Sunday, January 29, 2023

Long-term planning a priority

by Brian Walker
| December 19, 2010 8:00 PM

Editor's note: You can't put a price tag on quality of life in any given city, but you can do some simple math and figure out about what each city spends on its residents.

The Press offers an informal but, we hope, interesting series that looks at the budgets of Kootenai County cities and determines how those budgets translate into per-resident spending. We also offer perspectives from people who live in these communities about how much bang they believe they get for their municipal-targeted buck.

HAUSER - Long-term planning is a budget focus for the city of Hauser heading into the new year.

Hauser's total expenses for the current fiscal year are $128,741. With an estimated population of 750, the city is spending about $172 per capita.

The city's staff consists of only a treasurer, city clerk and code administrator. Citizens do not have or pay for several services offered in larger cities, including sewer and water. The water is obtained through a water association. Snow removal and road maintenance are contracted through the Post Falls Highway District.

"Most of the funds are going to updates to the comprehensive plan and development code, ordinances and maintenance of trails and other public spaces," said Tina McCoy, treasurer. "Our primary focus is on land use and protection of Hauser Lake. With limited income, there isn't much we can do so we make the most of our bucks with long-term planning.

"The city could raise taxes for other activities, but we believe we should invest what we have in planning for the future and that will give us citizen input as to what residents deem important."

Mayor Olita "Oly" Johnston said the city took about $30,000 out of its reserve account this year to meet all its expenses.

"We don't have much to cut back on," she said.

With the comprehensive plan, which is nearly finished, the city increased pay for code administrative services from $1,200 a month to $2,400. Clerk services - at $15 per hour - cost about $300 extra per month for the plan.

Mailings for developing the plan have run about $400 each.

"The plan has been quite costly and it will be nice to be done with it," Mayor Johnston said.

The city spends $2,000 each year to sponsor Hauser Daze. It recently spent about $6,000 for a landscaping project around City Hall.

The city plans to sell two older Army trucks it purchased about four years ago. They're no longer needed since the highway district does the street maintenance.

Johnston said the city uses parking ticket revenue on activities to improve the lake.

After the comprehensive plan is completed, Johnston said she hopes the city can start saving money to apply toward a new community center. However, the council is still debating whether it wants to partner with the Lion's Club on the project. No land has been obtained, and the city's partnership is important to apply for grants.

"I'd like to see us put designated funds, if we have any, to do that," Johnston said. "It's been talked about since the 70s and 80s, but we've never done anything like that for the citizens. We just don't have room at City Hall."

It's unclear whether City Hall would be a part of a community center if one is built.

One project the city may be involved in during 2011 is a short walking path from Lake Street to the wetlands, intended to give citizens and visitors better access to the lake.
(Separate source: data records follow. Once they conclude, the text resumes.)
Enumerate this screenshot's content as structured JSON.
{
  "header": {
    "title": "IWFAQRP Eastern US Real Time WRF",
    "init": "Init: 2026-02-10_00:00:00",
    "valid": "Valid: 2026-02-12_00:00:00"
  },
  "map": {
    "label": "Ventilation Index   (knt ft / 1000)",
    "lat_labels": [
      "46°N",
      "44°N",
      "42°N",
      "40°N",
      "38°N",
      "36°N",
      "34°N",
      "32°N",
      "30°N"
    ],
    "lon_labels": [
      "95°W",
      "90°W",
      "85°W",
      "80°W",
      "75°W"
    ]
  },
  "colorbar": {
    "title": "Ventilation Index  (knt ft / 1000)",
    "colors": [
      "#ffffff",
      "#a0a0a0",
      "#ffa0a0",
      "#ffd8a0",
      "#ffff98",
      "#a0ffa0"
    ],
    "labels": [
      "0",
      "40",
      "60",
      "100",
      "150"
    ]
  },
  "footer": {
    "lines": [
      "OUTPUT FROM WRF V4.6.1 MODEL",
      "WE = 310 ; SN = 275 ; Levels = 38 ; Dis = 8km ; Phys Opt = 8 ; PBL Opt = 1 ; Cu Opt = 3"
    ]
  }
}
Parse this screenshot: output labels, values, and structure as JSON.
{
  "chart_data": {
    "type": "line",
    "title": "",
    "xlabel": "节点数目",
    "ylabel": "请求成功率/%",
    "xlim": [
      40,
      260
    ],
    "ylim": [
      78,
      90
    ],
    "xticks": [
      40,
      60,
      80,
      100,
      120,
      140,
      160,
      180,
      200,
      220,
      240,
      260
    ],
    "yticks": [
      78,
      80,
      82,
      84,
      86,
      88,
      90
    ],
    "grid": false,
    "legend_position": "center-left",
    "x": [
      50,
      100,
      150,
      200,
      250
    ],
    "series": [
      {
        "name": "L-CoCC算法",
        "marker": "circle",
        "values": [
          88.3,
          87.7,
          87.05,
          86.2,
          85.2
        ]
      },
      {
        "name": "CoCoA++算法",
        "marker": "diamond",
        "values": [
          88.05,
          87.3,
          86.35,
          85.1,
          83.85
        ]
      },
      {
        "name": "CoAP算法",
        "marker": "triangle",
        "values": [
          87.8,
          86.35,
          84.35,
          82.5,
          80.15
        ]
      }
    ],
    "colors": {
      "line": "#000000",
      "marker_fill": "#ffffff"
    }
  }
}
However, some residents have concerns over parking and nuisance problems near the lake.

Johnston said the city will continue to consider logical annexation requests, especially those that are contiguous with the city's boundaries.

"The state encourages you to bring yourself together (with uniform boundaries), but that can be hard to do with the 5-acre parcels," Johnston said. "Just the word 'city' scares a lot of people because it's been more or less country out here."

Roger Lefebvre had his first meeting as a City Council member on Dec. 8. He was appointed to fill the seat of Laura Ward, who resigned because she's moving. The seat will be up for election in November 2011.